Why did the introduction of pre-exposure prophylaxis (PrEP), whose clinical trials demonstrate over 95% efficacy in preventing HIV, coincide with a plateau in diagnoses that ended decades of steady decline? This study draws on epidemiological, pharmaceutical, and Census data to estimate PrEP’s real-world effectiveness and investigate why the drug failed to substantially reduce population-level HIV transmission. To overcome selection bias in uptake, we exploit two facts: PrEP is used almost exclusively by men who have sex with men, and regional concentrations of male same-sex partnerships vary widely. Using a synthetic-control approach, we show that counties with higher male same-sex partnership rates experienced greater PrEP uptake, which in turn, lowered transmission rates.

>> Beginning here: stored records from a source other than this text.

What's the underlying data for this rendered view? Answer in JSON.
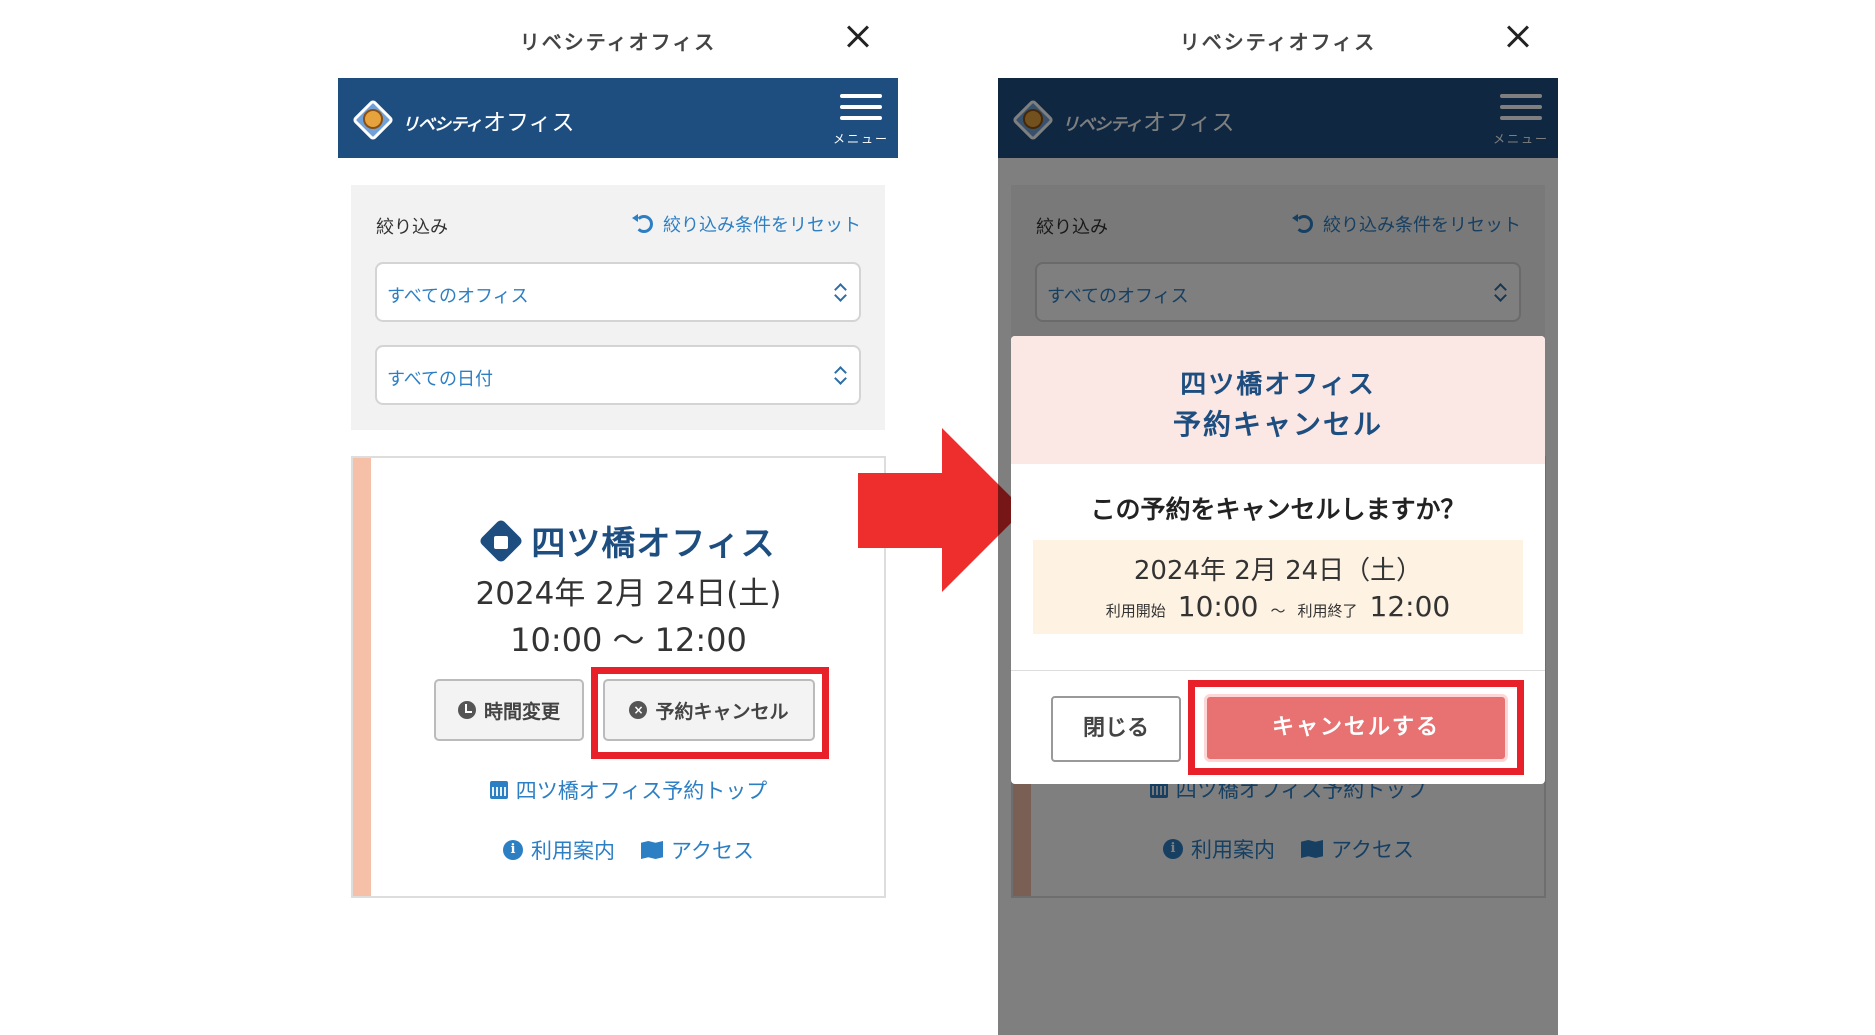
{
  "window": {
    "title": "リベシティオフィス"
  },
  "logo": {
    "text_a": "リベシティ",
    "text_b": "オフィス"
  },
  "menu": {
    "label": "メニュー"
  },
  "filter": {
    "label": "絞り込み",
    "reset": "絞り込み条件をリセット",
    "office_select": "すべてのオフィス",
    "date_select": "すべての日付"
  },
  "reservation": {
    "office": "四ツ橋オフィス",
    "date": "2024年 2月 24日(土)",
    "time": "10:00 〜 12:00",
    "change_button": "時間変更",
    "cancel_button": "予約キャンセル",
    "top_link": "四ツ橋オフィス予約トップ",
    "guide_link": "利用案内",
    "access_link": "アクセス"
  },
  "modal": {
    "title_office": "四ツ橋オフィス",
    "title_action": "予約キャンセル",
    "question": "この予約をキャンセルしますか？",
    "date": "2024年 2月 24日（土）",
    "start_label": "利用開始",
    "start_time": "10:00",
    "tilde": "〜",
    "end_label": "利用終了",
    "end_time": "12:00",
    "close_button": "閉じる",
    "confirm_button": "キャンセルする"
  },
  "colors": {
    "brand_navy": "#1e4e80",
    "link_blue": "#2d7fc4",
    "highlight_red": "#e8202a",
    "arrow_red": "#ee2d2d",
    "confirm_button": "#e87272"
  }
}
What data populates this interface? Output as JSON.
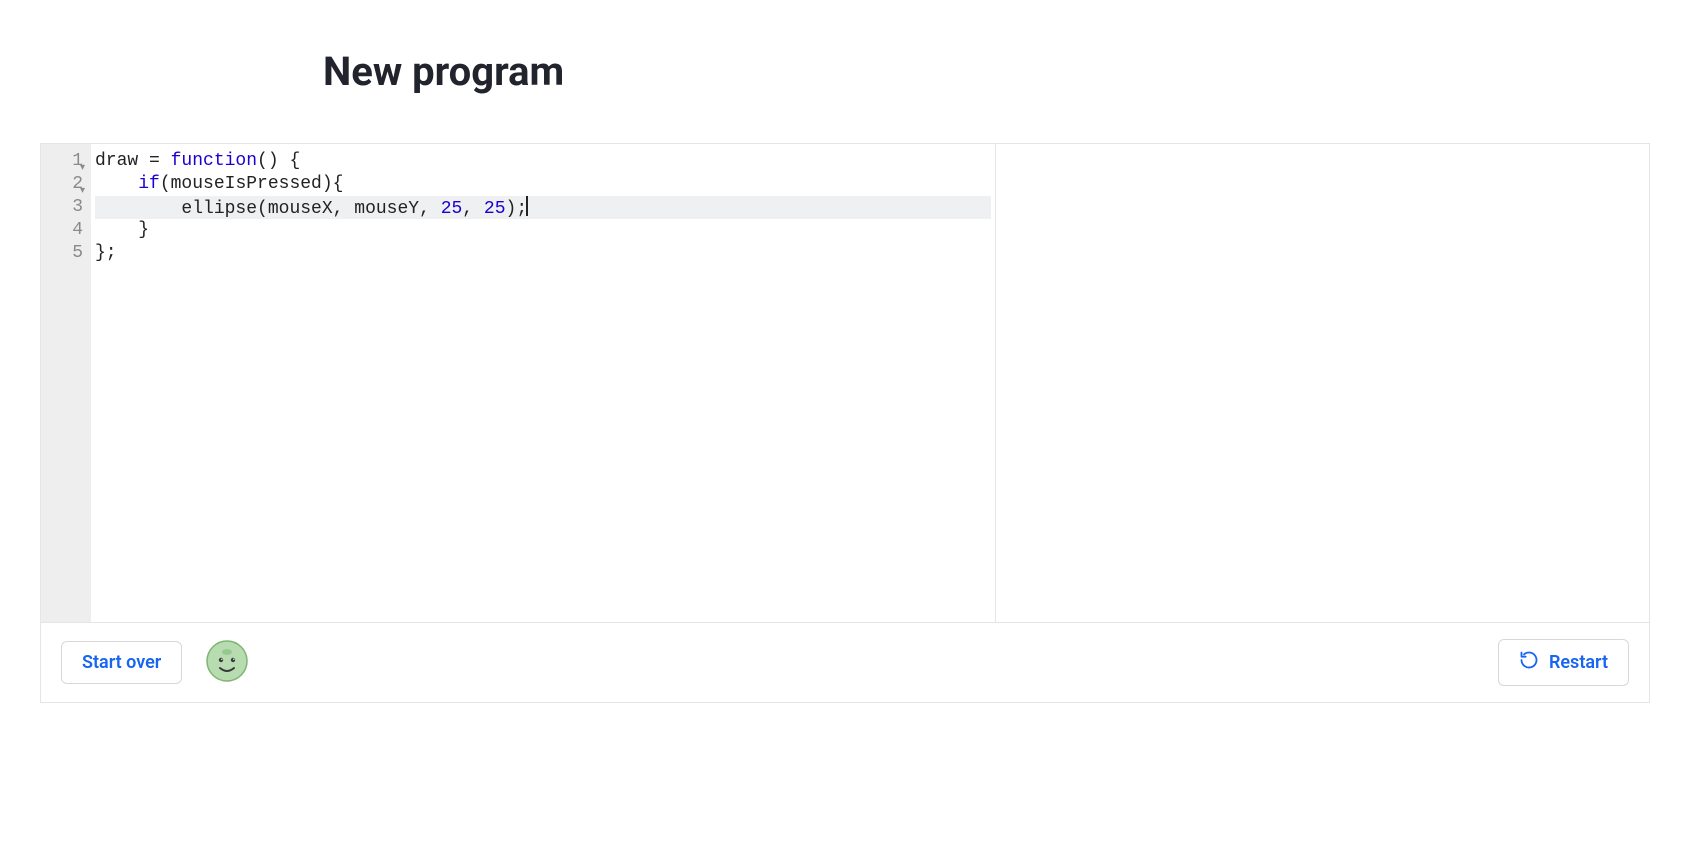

Our findings indicate that 76 additional users avert one new diagnosis. Finally, while PrEP uptake is similar between Black and White men, eight-times greater incidence among Black men implies significant underutilization relative to need, diminishing the drug’s real-world effectiveness.
with Sumedha Gupta, Felipe Lozano-Rojas, and Kosali Simon
Over the last two decades the federal and state governments have implemented a wide variety of policies intended to reduce unnecessary opioid prescribing, diversion, and abuse. An important policy action has been statewide mandatory access prescription drug monitoring programs (PDMPs) that help prescribers identify patients at ‘high risk’ for suspected misuse, diversion, and doctor shopping, and have been found to significantly reduce opioid prescribing, but have been also linked to increased use of illicit substances like heroin and related overdose mortality. Patient advocacy groups have expressed concerns that restrictions, like mandatory PDMPs, which reduce access to necessary pain medications may explain some of the unintended substitution towards illicit substances by individuals suffering from severe pain, and who are no longer able to receive adequate opioid analgesics. This study examines whether supply side restrictions on opioid prescribing, as a result of mandatory access state PDMPs, have led to increased pain in settings of outpatient, hospital inpatient and long-term nursing home residents. Using multiple self-reported and proxy measures of pain (use of over-the-counter (OTC) pain medication), across several proprietary data sets capturing nationally representative samples of commercially insured, Medicare and difference-in-differences framework, we find no evidence that these programs have led to increased pain in these populations. These results suggest that targeted policies like state PDMPs may be successful in reducing inappropriate prescribing, without restricting access to necessary pain medication.